さらに、鋼種No.3はNo.1とは逆に前鍋のMn値に対して後鍋のMn値が高く、かつ規格成分範囲が一部重複している場合、鋼種No.4は前鍋のMn上限値と後鍋のMn下限値が合致している場合である。
【0034】
表2から明らかなように、鋼種No.1では従来例▲1▼の鋳片No.3が規格値から外れたが、本発明の実施例1,2は何れの鋳片も規格値を満足していた。また鋼種No.2では従来例▲2▼の鋳片No.2,3が規格値から外れとなった。これに対し本発明の実施例3,4においては、何れの鋳片も規格値内に収まっていた。
【0035】
表3に示した鋼種No.3については従来例▲3▼の鋳片No.4が規格外れとなったが、本発明の実施例5,6においては、規格外れとなるものは無かった。
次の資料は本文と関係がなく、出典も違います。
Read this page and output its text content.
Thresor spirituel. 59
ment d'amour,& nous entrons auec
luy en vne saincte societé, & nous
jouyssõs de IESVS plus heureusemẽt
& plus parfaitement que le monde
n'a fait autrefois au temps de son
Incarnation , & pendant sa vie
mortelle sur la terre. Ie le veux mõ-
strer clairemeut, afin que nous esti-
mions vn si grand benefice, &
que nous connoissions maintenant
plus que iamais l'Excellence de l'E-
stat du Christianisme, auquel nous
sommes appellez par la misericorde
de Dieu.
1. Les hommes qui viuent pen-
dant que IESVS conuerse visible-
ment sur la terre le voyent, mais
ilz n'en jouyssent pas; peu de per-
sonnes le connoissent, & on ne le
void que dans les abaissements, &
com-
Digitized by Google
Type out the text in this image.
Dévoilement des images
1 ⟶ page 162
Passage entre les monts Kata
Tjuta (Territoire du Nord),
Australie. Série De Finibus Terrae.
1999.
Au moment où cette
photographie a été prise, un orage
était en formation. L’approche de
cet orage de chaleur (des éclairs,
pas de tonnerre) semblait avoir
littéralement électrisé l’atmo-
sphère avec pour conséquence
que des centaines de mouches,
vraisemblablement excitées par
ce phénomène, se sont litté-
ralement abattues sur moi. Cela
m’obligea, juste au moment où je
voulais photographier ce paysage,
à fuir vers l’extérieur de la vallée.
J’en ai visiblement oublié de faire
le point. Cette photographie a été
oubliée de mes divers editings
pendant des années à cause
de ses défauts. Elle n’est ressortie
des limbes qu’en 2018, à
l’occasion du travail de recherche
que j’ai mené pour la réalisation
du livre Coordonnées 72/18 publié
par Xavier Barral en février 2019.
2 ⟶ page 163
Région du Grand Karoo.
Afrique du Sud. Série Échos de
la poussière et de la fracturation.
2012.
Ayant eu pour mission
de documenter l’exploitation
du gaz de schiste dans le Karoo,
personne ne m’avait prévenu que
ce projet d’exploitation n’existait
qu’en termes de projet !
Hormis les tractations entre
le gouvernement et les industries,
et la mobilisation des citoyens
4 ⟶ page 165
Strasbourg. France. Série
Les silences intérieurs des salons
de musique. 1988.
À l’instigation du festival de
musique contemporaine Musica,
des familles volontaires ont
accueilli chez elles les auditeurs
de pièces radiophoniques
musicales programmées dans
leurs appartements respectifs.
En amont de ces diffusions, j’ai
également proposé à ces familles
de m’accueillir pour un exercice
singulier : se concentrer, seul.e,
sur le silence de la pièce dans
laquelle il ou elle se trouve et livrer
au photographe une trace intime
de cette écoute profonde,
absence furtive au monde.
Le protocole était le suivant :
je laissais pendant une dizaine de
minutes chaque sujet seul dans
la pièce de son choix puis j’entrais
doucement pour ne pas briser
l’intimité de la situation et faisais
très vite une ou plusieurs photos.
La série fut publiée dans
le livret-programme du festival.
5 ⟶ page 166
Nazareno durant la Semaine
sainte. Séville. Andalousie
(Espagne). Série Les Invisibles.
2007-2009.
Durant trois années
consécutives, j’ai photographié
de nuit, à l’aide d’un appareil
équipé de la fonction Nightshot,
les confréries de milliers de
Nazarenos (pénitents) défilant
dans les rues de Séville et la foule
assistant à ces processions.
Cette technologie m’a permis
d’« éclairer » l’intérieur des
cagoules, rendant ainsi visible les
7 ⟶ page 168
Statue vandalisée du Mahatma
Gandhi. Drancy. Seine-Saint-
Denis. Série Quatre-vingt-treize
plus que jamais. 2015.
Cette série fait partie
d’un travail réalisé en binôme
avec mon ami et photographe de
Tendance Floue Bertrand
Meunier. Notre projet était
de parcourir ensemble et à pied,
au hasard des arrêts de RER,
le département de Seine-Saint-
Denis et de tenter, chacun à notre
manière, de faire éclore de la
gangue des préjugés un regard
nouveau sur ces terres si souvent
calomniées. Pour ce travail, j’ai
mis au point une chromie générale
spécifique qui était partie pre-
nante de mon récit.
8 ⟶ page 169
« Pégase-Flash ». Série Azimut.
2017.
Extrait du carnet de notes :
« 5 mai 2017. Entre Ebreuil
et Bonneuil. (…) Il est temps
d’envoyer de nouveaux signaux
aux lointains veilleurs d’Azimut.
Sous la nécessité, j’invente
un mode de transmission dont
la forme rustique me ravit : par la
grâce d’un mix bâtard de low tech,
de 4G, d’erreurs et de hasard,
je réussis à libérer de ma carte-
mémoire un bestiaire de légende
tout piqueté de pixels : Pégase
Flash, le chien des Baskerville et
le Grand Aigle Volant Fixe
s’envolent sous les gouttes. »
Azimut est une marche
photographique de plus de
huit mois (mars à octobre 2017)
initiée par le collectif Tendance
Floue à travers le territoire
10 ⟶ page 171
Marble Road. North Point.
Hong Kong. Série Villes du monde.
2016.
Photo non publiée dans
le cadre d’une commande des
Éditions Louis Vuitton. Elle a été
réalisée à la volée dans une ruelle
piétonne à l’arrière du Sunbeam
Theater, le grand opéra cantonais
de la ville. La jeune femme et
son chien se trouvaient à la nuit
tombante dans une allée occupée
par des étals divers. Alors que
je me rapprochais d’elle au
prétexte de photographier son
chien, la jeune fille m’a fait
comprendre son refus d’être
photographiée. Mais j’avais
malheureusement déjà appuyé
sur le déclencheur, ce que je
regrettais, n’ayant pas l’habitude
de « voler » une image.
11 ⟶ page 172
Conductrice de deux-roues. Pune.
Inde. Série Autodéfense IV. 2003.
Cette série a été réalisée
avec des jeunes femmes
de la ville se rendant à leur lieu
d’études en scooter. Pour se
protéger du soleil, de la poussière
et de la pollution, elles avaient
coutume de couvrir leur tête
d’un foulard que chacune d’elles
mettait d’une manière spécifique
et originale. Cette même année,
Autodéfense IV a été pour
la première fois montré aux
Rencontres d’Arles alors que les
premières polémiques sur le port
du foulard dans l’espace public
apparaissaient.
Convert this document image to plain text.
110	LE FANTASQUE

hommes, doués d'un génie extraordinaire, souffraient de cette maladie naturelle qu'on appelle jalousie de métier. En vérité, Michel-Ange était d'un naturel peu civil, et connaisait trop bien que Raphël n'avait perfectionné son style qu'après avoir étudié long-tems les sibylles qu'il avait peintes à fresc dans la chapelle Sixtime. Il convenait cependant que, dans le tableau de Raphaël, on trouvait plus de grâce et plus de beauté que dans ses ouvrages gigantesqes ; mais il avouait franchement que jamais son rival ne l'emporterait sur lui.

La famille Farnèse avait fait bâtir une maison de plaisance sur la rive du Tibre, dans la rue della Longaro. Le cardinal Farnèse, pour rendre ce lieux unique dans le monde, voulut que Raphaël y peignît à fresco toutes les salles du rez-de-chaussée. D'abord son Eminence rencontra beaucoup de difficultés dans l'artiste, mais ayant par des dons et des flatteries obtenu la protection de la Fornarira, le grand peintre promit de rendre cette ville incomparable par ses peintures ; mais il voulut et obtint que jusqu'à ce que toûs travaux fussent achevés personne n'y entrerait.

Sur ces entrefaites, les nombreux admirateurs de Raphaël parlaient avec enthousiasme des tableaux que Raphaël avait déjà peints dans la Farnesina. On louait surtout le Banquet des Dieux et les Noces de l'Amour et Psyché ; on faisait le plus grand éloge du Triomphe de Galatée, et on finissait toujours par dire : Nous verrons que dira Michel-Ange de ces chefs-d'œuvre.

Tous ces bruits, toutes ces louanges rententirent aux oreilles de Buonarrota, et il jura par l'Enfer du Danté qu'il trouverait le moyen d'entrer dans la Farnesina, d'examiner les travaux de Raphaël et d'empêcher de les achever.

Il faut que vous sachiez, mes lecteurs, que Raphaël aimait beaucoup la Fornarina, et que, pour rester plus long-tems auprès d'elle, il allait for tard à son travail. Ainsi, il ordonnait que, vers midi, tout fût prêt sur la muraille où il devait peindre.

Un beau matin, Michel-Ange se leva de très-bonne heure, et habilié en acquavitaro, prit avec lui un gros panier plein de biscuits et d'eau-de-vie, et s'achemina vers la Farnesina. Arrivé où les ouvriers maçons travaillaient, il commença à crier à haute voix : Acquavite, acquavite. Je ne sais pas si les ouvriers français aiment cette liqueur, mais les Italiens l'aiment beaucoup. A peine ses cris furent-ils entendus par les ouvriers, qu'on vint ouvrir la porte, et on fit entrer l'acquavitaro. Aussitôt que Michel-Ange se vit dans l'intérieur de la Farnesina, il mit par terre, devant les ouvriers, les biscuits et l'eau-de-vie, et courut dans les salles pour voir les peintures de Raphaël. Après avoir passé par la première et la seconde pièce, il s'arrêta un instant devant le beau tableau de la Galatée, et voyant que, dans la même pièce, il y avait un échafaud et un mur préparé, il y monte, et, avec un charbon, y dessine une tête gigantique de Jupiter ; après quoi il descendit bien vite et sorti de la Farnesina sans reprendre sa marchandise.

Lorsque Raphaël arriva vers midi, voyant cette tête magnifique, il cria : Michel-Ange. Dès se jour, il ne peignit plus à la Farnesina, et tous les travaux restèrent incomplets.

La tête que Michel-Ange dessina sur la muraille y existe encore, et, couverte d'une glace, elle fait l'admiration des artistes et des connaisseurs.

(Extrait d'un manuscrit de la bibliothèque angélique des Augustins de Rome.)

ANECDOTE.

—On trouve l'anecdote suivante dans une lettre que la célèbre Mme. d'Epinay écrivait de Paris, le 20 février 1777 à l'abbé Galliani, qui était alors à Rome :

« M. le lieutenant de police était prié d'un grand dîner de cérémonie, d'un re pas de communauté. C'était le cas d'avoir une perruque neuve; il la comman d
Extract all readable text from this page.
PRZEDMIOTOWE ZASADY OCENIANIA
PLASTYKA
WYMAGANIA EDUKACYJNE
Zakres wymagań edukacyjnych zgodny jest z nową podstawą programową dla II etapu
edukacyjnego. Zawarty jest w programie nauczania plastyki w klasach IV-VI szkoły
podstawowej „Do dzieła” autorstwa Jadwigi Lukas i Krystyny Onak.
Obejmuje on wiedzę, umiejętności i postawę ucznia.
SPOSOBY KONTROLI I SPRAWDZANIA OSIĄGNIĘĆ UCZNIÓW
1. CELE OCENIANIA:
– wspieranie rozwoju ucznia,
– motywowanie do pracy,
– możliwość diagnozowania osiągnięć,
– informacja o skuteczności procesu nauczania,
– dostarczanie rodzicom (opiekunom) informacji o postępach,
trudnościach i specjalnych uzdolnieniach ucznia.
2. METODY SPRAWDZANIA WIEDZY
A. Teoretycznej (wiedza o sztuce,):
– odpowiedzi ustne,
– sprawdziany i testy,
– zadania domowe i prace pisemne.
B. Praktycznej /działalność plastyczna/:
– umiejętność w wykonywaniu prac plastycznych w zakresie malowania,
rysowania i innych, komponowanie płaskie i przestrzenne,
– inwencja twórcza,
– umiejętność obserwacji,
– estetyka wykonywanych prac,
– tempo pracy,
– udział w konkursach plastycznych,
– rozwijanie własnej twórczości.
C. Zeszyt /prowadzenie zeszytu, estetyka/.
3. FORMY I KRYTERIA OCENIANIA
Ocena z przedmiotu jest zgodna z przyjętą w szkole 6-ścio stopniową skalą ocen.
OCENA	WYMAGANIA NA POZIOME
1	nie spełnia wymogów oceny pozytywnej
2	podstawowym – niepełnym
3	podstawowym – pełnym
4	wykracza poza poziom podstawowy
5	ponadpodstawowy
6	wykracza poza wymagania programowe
また、鋼種No.4においては従来例▲4▼の鋳片No.4,5が規格外れとなったが、これに対し本発明の実施例7,8に示されるように、何れの鋳片においても規格から外れるものはなかった。
【0036】
これらの実施例から判断してみるに、後鍋の規格成分値が前鍋の規格成分値に対して高目にあるときは、規格外れが発生する可能性が大きいものと思われるが、狙い値を適切に調整することにより、規格外れになる鋳片を極力少なくすることができる。
【0037】
【発明の効果】
本発明によれば連続鋳造時に鋳造速度を変更しないか、変更しても鋼種特有の変更量で済ますことができるので、前・後鍋の継ぎ目部分から得られる鋳片成分値外れを皆無にするか、少なくともその格落材の発生本数を少なくすることができ、鋳片品質の安定はもとより、表面性状にも悪影響を及ぼすことなく、鋼種変更の連々鋳作業の効率を高めると共に、生産性において従来の連々鋳法に比し格段の優れた効果を発揮することができる。
【図面の簡単な説明】
【図1】前鍋成分の下限範囲に対して後鍋成分上限範囲が重複した場の成分推移を模式的に示した図。
【図2】前鍋成分範囲に対して後鍋成分範囲が上限値と下限値で一致した場合の成分推移を模式的に示した図。
【図3】前鍋成分の上限範囲に対して後鍋成分下限範囲が重複した場合の成分推移を模式的に示した図。
【図4】前鍋成分範囲に対して後鍋成分範囲が下限値と上限値で一致した場合の成分推移を模式的に示した図。
【図5】タンディッシュ内において前鍋と後鍋の溶鋼の混合率の変化推移状況の例を示した図。
Claims (1)
- 連続鋳造中に前鍋からの溶鋼をタンディッシュへ供給完了後、前鍋の規格成分値と差があり、その規格成分値に重複部がある後鍋からの溶鋼をタンディッシュへ供給して連続鋳造を継続する連々鋳造方法において、後鍋からの溶鋼をタンディッシュへ供給を開始した後におけるタンディッシュ内の溶鋼成分の変化推移状況を示す成分変化予測線を求めると共に、前記後鍋から溶鋼をタンディッシュへ供給を開始した時点での該タンディッシュに残留している溶鋼量に相当する溶鋼量の排出が完了する時点を求め、この求めた時点において前記成分変化予測線が前記重複部の成分範囲となるように、溶鋼の精錬工程において各規格成分値の範囲内で前記前鍋および/または後鍋の溶鋼の狙い成分値を調整することを特徴とする異鋼種の溶鋼を連続的に鋳造する連々鋳造方法。